Black-box Membership Inference Attacks against Fine-tuned Diffusion Models
Yan Pang, Tianhao Wang
TL;DR
This work tackles privacy leakage in fine-tuned diffusion models by proposing a reconstruction-based black-box membership inference framework that relies on similarity between user queries and model-generated outputs. Leveraging a theoretically grounded link between diffusion model training objectives and output memorization, the authors implement a four-scenario attack family with three inference models (threshold-based, distribution-based, classifier-based) and validate them with shadow models using auxiliary datasets. Empirical results on Stable Diffusion v1-5 fine-tuned with CelebA-Dialog, WIT, and MS COCO show ROC-AUC up to $0.95$ and strong performance even under limited query budgets, with robustness across encoders and prompts; DP-SGD defense significantly mitigates leakage.

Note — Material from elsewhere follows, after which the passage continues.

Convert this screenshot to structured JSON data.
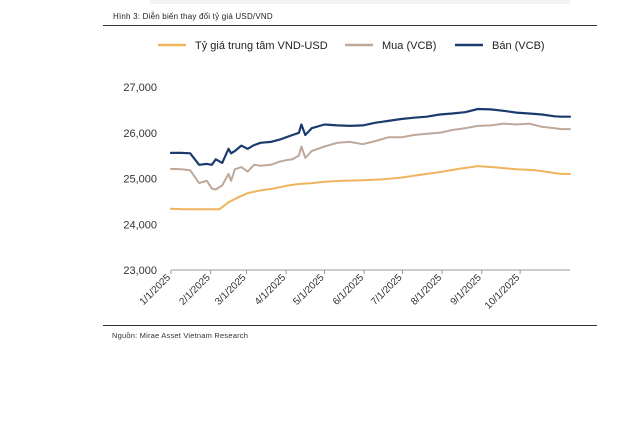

The work highlights tangible privacy risks in open-source downstream fine-tuning and suggests practical auditing and defense directions to curb data memorization in diffusion-based systems.
Abstract
With the rapid advancement of diffusion-based image-generative models, the quality of generated images has become increasingly photorealistic. Moreover, with the release of high-quality pre-trained image-generative models, a growing number of users are downloading these pre-trained models to fine-tune them with downstream datasets for various image-generation tasks. However, employing such powerful pre-trained models in downstream tasks presents significant privacy leakage risks. In this paper, we propose the first reconstruction-based membership inference attack framework, tailored for recent diffusion models, and in the more stringent black-box access setting. Considering four distinct attack scenarios and three types of attacks, this framework is capable of targeting any popular conditional generator model, achieving high precision, evidenced by an impressive AUC of $0.95$.